Is this part of the fairy tale that Giles finds in his book in Hush? It is certainly also a vivid image of incest and/or sexual abuse.

 

This paper argues that a close reading of Hush as an allegory of incest brings some of series' main preoccupations powerfully into focus, most dramatically 'patriarchy' and the relationship between sex, power and language.
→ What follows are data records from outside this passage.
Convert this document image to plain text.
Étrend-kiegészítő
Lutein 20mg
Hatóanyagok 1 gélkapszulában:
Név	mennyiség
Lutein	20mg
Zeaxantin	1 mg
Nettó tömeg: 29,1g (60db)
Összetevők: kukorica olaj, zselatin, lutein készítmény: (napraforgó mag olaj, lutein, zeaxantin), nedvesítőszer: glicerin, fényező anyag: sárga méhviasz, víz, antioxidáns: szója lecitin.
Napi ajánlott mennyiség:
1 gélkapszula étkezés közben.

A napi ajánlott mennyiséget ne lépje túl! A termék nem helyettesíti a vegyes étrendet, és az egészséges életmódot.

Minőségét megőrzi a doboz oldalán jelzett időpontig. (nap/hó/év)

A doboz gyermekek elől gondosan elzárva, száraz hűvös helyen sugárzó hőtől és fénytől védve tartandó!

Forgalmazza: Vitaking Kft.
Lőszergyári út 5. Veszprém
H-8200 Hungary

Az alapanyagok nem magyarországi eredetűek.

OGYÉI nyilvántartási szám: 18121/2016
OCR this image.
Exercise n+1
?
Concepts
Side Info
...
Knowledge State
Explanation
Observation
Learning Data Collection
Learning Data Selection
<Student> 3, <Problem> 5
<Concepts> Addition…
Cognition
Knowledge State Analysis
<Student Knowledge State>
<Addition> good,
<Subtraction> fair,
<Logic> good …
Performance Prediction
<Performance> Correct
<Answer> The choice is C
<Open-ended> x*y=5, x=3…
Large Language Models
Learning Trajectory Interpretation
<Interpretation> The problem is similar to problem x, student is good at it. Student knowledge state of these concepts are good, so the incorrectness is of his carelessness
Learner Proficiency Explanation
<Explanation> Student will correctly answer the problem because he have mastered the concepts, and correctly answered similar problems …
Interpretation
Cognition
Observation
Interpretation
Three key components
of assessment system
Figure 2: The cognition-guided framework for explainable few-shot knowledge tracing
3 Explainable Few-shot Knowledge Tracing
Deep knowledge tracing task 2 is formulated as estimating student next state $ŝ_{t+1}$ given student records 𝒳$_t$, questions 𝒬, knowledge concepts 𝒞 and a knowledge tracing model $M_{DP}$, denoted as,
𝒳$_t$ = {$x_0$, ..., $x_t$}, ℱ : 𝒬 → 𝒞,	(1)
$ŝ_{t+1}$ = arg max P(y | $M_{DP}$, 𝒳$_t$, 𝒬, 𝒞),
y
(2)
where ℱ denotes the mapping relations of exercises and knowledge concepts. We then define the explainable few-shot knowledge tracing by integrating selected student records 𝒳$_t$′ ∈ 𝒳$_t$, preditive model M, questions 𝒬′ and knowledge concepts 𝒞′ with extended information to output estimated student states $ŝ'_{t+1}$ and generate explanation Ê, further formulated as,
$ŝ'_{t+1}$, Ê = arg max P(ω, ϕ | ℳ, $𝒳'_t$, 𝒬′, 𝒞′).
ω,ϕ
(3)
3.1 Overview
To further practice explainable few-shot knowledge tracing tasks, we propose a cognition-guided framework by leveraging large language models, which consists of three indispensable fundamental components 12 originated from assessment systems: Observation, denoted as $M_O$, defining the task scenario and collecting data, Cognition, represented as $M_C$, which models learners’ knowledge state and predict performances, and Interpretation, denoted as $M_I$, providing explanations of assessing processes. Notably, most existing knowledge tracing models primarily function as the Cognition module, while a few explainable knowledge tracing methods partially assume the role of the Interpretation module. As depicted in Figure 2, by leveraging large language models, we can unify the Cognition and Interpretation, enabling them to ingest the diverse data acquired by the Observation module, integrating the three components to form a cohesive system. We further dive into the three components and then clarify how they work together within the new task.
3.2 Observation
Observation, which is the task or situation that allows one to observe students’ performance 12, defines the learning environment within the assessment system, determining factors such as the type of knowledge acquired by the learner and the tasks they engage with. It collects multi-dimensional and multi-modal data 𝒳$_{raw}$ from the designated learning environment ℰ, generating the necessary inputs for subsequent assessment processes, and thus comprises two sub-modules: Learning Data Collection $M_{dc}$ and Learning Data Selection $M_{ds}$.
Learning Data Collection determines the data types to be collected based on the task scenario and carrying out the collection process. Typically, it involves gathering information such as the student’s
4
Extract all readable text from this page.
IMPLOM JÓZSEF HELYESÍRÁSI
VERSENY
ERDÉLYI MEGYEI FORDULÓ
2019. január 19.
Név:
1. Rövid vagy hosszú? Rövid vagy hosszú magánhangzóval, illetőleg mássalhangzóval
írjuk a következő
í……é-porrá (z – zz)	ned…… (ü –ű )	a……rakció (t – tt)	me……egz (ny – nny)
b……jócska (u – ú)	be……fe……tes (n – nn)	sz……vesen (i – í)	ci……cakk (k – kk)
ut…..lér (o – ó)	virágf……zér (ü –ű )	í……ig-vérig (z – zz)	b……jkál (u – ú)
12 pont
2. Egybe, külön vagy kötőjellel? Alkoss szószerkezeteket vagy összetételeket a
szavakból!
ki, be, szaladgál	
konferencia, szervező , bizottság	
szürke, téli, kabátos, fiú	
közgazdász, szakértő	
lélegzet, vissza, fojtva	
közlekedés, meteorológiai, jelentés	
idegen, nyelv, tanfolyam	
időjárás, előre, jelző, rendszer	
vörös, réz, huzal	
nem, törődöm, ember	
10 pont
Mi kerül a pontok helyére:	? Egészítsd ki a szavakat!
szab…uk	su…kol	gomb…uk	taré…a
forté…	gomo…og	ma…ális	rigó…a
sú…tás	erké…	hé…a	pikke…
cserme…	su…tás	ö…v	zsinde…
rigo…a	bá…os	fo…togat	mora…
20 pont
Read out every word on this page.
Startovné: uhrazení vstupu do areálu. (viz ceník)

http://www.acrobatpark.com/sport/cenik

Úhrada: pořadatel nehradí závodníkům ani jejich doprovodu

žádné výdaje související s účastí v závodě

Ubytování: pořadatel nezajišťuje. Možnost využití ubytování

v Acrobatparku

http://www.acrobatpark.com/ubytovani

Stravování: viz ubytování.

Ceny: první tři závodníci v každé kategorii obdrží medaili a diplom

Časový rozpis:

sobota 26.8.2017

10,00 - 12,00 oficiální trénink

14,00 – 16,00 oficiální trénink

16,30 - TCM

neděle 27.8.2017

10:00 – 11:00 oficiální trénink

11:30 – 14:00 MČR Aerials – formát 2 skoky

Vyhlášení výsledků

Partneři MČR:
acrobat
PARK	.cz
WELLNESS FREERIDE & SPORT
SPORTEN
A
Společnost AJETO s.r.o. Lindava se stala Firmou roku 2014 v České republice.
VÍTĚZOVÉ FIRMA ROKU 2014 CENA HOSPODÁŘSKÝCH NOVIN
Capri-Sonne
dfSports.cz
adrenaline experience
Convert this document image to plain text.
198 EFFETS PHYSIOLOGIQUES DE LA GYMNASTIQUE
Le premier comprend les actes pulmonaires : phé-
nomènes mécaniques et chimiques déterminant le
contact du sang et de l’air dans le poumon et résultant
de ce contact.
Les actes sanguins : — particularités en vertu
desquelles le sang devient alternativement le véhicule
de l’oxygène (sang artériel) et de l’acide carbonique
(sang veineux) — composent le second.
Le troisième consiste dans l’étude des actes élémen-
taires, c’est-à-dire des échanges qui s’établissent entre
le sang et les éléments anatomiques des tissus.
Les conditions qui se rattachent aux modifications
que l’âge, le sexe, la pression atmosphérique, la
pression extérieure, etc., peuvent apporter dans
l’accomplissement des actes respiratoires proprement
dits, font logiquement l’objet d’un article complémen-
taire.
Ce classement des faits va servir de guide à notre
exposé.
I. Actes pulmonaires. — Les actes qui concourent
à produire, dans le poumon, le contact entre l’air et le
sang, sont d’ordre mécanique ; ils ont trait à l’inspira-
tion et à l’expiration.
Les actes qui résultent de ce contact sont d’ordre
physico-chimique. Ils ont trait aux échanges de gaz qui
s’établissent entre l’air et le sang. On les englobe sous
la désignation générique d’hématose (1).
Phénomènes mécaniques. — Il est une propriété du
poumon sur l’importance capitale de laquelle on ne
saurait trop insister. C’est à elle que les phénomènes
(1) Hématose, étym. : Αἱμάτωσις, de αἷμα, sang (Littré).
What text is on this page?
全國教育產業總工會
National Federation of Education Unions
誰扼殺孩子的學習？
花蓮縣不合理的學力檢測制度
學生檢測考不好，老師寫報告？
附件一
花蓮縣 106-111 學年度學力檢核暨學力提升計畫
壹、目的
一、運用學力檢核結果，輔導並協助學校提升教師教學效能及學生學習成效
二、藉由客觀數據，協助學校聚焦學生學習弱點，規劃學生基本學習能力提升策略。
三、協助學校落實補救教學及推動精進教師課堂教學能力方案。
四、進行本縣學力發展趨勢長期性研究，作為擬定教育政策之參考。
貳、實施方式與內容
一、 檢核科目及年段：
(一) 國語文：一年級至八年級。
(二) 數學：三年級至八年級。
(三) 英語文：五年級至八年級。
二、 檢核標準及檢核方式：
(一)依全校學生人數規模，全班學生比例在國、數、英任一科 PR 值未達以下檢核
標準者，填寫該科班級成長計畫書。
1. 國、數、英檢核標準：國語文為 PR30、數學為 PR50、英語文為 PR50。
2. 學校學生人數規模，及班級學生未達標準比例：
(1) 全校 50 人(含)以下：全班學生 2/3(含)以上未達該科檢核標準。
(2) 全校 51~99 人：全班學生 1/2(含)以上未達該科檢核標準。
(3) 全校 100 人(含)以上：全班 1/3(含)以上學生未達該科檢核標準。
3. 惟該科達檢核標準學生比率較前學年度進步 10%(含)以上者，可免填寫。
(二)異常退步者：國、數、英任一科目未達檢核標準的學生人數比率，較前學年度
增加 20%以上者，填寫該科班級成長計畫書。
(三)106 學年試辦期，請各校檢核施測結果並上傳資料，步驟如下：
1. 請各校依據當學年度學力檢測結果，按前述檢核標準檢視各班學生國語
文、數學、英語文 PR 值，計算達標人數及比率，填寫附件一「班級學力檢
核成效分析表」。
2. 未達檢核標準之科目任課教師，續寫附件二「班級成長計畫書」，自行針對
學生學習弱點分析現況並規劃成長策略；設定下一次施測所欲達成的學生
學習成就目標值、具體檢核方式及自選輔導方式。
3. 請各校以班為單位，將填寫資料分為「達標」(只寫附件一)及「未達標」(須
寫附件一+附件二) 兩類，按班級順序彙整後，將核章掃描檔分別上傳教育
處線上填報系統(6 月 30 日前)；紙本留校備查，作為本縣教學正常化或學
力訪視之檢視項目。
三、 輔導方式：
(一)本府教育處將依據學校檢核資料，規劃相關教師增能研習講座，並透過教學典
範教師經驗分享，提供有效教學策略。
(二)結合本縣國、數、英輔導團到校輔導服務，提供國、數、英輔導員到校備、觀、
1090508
The very silence of the episode not only allegorises the silencing of women's voices within a 'patriarchal' sexual economy, it also highlights the silencing of any debate about the contingency and historicity of very particular 'set of arrangements by which a society transforms biological sexuality into products of human activity, and in which these transformed sexual needs are satisfied.' (Rubin, ‘The Traffic in Women,’ The Second Wave: A Reader in Feminist Theory 1997).

 

Sources for this paper include second & third wave feminist philosophy, psychoanalytic analysis of fairy tales to representations of incest in the show itself and Buffy fanfic as outlined in Kristina Busse's 'Crossing the Final Taboo: Family, Sexuality and Incest in Buffyverse Fan Fiction' (in Fighting the Forces: What's at Stake in Buffy the Vampire Slayer). It also engages with Holly Chandler's 'Slaying the Patriarchy: Transfusions of the Vampire Metaphor in BtVS' (Slayage Number Nine ).